Constructing them in compile time is slightly different from constructing them in runtime. Let’s outline the general idea for the case of the context step. The domain of that step is an ADT RoleInContext. Now, the ADT may be a single RoleInContext, or it might be a compound type consisting of SUMs and PRODUCTs. For the runtime situation, we have an algorithm to construct from a single combination of role and context type an array of keys (outlined above). Let’s call the corresponding function roleContextCombinations. The approach for the compile time computation must be a generalization to the full ADT. We’ll proceed as follows:

traverse the ADT with roleContextCombinations
collect all leaves in the ADT (now being Arrays of role-context combinations)
flatten the result and construct keys from each combination.

Why is it semantically sound to just collect all leaves? Let’s consider the two complex cases apart.

For a SUM type, the members are alternatives. In runtime, each of these may occur. Hence, in compile time, we have to prepare all keys; so we can just append all member arrays.

A PRODUCT type represents either the Aspects of a Role, or its filler. Fillers are of no issue here, so it’s about Aspects. The algorithm for the basic case just collects all keys derived from Aspects - and so we will do the same with keys that derive from members of a PRODUCT type.

6.3.7. The shape of the keys

Couchdb allows keys to be Javascript objects. As our keys are records on the Purescript level that let themselves be read as Javascript objects, it seems straightforward to use this representation as values for keys of Couchdb documents that represent Inverted queries. However, the key must be marshalled as a html query parameter to couchdb and this involves serialising and de-serialising. It then turns out that:

the order of the fields seems to matter;
some characters in our identifiers (particulartly the hash (#) sign) must be escaped to be included in the query parameter value.

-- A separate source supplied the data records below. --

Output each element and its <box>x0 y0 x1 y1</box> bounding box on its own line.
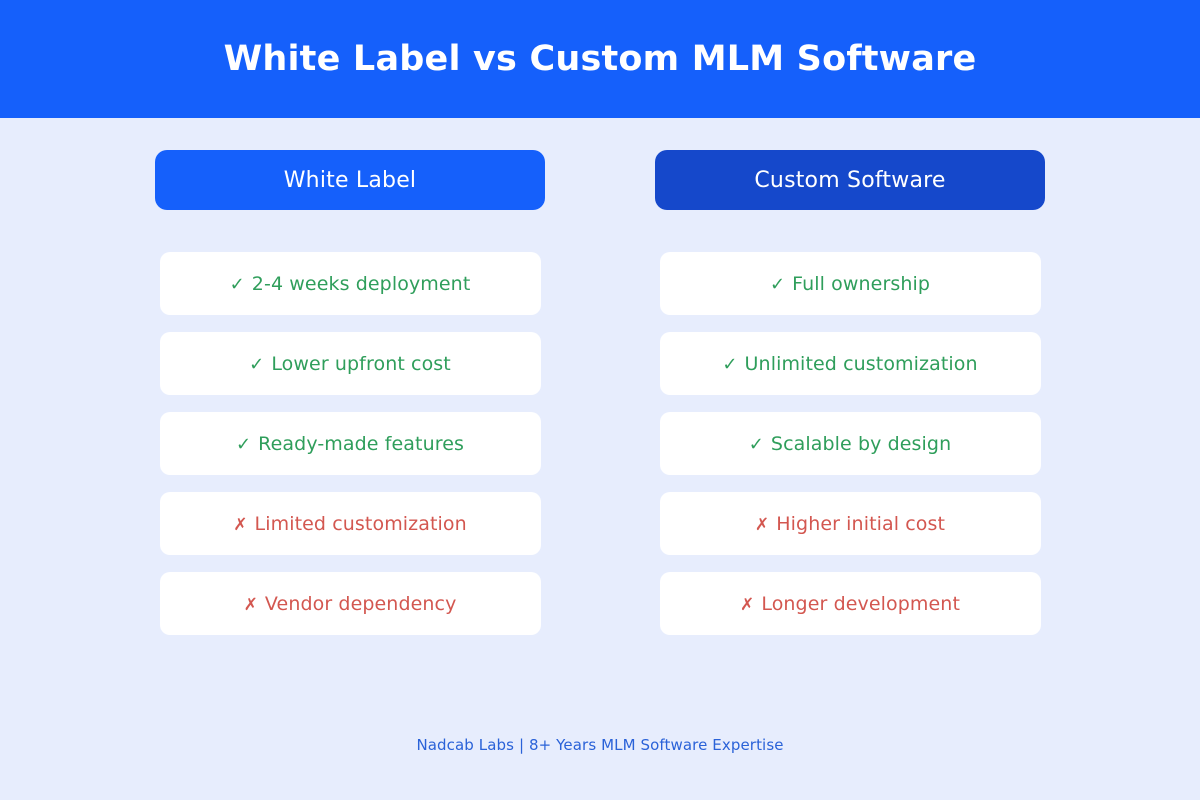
check-icon: ✓ <box>769 273 786 295</box>
feature-label: Scalable by design <box>770 432 952 455</box>
feature-card: ✓ Lower upfront cost <box>159 332 541 395</box>
cross-icon: ✗ <box>243 594 258 615</box>
check-icon: ✓ <box>229 273 245 295</box>
feature-card: ✗ Vendor dependency <box>159 572 541 635</box>
feature-card: ✗ Limited customization <box>159 492 541 555</box>
check-icon: ✓ <box>249 353 265 375</box>
feature-text: ✗ Limited customization <box>233 513 467 535</box>
feature-card: ✗ Higher initial cost <box>659 492 1041 555</box>
cross-icon: ✗ <box>754 514 770 535</box>
comparison-column: White Label ✓ 2-4 weeks deployment ✓ Lower u… <box>155 150 545 678</box>
feature-label: Unlimited customization <box>744 352 978 375</box>
feature-label: Limited customization <box>254 512 467 535</box>
feature-text: ✓ Ready-made features <box>236 433 464 455</box>
feature-text: ✓ Unlimited customization <box>722 353 977 375</box>
header-banner: White Label vs Custom MLM Software <box>0 0 1200 118</box>
feature-label: 2-4 weeks deployment <box>251 272 471 295</box>
page-title: White Label vs Custom MLM Software <box>223 38 977 79</box>
feature-text: ✗ Longer development <box>740 593 960 615</box>
column-header-white-label[interactable]: White Label <box>155 150 545 210</box>
check-icon: ✓ <box>235 433 252 455</box>
comparison-columns: White Label ✓ 2-4 weeks deployment ✓ Lower u… <box>0 118 1200 678</box>
feature-card: ✓ Full ownership <box>659 252 1041 315</box>
feature-text: ✗ Higher initial cost <box>755 513 945 535</box>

This makes the use of the object representation of keys brittle. I have not been able to find out how Pouchdb serializes objects; neither is clear to me whether Couchdb first deserializes such a query parameter value and only then compares it to the javascript object keys, or whether it serialises the keys and then compares it to the query parameter value. And what about the keys that are generated on constructing a view? Are they in string form, maybe, in the B-trees that represent the views?

All in all I’ve decided to derive a string value from the Purescript records that represent query keys and to include those values in the documents that we store in Couchdb. We bypass the entire issue sketched above and this works as expected.